New York, NY: 15 January 2013 - Sperone Westwater is pleased to present Without Beginning and Without End, an exhibition by the German artist Wolfgang Laib. For the artist’s seventh solo show at the gallery, Laib continues to employ natural materials, such as beeswax and rice, organic elements selected for their purity and symbolic meaning. The Museum of Modern Art in New York and the Phillips Collection in Washington, D.C. will host concurrent installations.
For Without Beginning and Without End (2005), the title of the exhibition, Laib meticulously melds wax slabs to form a ziggurat over 14 feet high, creating a connection between the earth and sky. A monumental architectural structure, the ziggurat reflects the artist’s interest in pre-modern and non-western dwellings and spiritual spheres from ancient Middle Eastern and South Asian cultures. Juxtaposed will be several brass ships, some mounted on the wall and some posed in mounds of rice on the floor. These ships suggest a journey to another world, echoing the meditative attributes of the ziggurat. Also included will be Untitled (Stairs), a sculpture of Burmese red lacquer and wood as well as several jars of pollen.

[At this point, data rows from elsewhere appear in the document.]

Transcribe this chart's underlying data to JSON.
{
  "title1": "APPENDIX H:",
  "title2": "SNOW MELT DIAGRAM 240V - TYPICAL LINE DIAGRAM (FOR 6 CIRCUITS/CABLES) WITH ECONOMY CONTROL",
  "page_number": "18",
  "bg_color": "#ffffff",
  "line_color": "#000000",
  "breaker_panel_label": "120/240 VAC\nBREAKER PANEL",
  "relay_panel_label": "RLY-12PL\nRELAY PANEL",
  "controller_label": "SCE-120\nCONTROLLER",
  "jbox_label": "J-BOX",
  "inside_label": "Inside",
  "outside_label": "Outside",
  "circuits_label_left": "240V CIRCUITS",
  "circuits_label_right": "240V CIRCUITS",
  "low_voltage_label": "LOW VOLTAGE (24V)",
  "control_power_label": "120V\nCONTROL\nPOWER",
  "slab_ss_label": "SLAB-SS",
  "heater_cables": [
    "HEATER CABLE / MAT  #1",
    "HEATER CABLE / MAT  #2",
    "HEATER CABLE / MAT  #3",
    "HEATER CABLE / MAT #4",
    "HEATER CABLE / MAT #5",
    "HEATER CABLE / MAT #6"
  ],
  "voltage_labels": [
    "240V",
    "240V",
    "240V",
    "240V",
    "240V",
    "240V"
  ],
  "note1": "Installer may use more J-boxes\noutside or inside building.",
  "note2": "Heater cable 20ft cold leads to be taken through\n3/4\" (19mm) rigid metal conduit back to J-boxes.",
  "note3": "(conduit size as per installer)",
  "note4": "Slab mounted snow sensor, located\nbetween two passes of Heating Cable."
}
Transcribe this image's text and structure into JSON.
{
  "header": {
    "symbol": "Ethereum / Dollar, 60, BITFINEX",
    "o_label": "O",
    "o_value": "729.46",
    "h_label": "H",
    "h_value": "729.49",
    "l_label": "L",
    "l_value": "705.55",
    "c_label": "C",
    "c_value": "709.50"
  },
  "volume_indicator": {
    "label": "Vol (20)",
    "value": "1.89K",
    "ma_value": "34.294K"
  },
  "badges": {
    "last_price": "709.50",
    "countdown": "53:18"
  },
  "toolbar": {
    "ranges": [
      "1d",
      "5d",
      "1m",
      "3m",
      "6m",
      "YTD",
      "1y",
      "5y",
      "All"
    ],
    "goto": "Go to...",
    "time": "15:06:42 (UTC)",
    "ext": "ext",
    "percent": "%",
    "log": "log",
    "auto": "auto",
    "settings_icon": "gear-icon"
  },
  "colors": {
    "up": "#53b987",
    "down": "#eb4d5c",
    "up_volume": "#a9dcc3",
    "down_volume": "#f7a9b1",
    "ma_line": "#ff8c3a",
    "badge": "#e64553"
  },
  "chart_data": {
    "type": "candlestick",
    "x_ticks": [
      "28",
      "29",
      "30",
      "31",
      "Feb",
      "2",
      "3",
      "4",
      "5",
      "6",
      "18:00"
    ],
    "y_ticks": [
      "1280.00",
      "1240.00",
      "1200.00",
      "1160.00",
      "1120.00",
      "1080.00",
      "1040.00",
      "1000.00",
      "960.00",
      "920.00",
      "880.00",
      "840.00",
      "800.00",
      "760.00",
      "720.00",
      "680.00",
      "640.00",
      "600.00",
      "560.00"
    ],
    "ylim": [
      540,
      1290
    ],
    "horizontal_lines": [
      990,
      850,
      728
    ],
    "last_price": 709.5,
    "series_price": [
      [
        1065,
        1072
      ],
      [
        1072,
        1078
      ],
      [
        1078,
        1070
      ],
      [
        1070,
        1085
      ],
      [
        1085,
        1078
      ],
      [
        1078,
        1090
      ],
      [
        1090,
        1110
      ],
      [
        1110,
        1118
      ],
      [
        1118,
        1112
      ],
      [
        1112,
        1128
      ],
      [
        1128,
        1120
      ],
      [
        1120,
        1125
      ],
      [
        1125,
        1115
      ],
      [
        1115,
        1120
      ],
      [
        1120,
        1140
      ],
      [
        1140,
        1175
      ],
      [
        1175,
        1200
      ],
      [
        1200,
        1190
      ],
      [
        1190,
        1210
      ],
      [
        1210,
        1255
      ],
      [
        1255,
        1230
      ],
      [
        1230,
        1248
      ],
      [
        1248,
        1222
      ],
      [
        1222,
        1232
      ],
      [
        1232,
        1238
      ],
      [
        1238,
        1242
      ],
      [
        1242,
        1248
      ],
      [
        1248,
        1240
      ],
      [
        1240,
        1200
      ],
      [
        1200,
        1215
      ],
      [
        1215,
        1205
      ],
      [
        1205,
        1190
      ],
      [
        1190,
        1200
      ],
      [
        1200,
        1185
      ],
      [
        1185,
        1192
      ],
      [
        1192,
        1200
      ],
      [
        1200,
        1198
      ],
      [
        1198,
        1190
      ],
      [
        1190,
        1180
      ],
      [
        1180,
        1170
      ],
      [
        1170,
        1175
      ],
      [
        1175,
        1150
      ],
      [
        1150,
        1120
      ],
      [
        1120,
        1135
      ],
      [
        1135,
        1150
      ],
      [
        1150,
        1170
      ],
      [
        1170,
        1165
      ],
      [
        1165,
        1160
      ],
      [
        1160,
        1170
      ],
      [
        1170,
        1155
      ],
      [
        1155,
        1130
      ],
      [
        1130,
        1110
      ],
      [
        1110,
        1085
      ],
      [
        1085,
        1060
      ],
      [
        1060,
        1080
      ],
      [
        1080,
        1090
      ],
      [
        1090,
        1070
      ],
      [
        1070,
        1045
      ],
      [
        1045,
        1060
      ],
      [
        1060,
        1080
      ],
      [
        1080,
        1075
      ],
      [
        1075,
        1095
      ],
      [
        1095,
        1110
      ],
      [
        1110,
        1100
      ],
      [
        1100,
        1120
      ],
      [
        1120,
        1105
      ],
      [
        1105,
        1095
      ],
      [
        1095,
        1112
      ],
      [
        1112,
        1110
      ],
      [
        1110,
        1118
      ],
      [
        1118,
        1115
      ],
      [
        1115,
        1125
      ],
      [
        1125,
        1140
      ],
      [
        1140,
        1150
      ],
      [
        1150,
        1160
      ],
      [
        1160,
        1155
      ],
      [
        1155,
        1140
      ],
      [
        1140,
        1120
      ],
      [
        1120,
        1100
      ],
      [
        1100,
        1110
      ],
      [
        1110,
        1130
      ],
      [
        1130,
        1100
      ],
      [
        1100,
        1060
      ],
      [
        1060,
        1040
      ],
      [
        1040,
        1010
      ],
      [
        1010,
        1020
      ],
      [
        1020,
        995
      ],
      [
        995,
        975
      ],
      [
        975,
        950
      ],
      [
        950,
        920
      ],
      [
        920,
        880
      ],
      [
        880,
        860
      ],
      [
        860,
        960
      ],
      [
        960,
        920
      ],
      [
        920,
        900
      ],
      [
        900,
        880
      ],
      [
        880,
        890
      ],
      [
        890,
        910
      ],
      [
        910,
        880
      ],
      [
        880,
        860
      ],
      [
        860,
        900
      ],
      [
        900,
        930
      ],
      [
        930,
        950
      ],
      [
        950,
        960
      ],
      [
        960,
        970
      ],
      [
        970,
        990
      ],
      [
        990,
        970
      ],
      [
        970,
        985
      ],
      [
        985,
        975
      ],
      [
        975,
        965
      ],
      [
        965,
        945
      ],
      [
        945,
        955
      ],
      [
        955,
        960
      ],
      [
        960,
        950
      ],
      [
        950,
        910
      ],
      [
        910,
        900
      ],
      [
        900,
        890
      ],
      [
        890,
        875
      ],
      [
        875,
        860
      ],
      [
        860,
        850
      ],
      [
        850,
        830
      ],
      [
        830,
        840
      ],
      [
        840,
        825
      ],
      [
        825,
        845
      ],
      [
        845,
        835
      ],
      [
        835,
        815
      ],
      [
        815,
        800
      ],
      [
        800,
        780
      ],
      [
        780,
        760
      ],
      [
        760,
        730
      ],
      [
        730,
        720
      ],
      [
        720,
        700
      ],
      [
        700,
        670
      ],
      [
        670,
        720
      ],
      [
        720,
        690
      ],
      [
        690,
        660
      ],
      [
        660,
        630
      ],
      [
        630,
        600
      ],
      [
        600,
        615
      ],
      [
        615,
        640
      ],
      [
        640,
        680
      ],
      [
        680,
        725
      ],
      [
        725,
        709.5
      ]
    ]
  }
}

At MoMA, Laib’s Pollen from Hazelnut – his largest pollen piece to date measuring approximately 18 x 21 feet – will be on view in the Donald B. and Catherine C. Marron Atrium from 23 January to 11 March 2013. Laib utilizes hazelnut pollen which he has collected around his home and studio in southern Germany since the mid-1990s. The Laib Wax Room at The Phillips Collection opens on 2 March 2013. Measuring 6 x 7 x 10 feet, this cocoon-like chamber, with walls and ceiling coated in beeswax, is the first site-specific, permanent wax room created for a museum.
Born in 1950 in Metzingen, Germany, Laib originally studied medicine. Disillusioned with Western medicine, he came to view the natural sciences, as well as most other modern thinking, as limited for their dependency on logic and the material world. His search led him to Eastern spiritualism, philosophy and pre-Renaissance thought. Since 1975, Wolfgang Laib has worked exclusively as an artist and has built an international reputation. One of Laib’s retrospectives, organized by the American Federation of the Arts, traveled to the Hirshhorn Museum and Sculpture Garden, Washington DC; Henry Art Gallery, Seattle; Dallas Museum of Art; Scottsdale Museum of Contemporary Art; Museum of Contemporary Art, San Diego; and Haus der Kunst, Munich, Germany (2000-2003). Other recent solo museum exhibitions have been held at the Guangdong Museum of Art, Guangzhou, China (2004); Fondation Beyeler, Basel, Switzerland (2005-2006); MUAC (Museo Universitario Arte Contemporáneo), Mexico City (2009); The Nelson-Atkins Museum of Art, Kansas City (2009-2010); and MMK Museum für Moderne Kunst, Frankfurt, Germany (2010). Laib’s work is in private and public collections worldwide, including the Hirshhorn Museum and Sculpture Garden; Museum of Contemporary Art, Los Angeles; The Museum of Modern Art, New York; Centre Georges Pompidou, Paris, France; CAPC (Musée d'art contemporain de Bordeaux), France; Kunstmuseum Bonn, Germany; and Museum of Contemporary Art, Helsinki, Finland.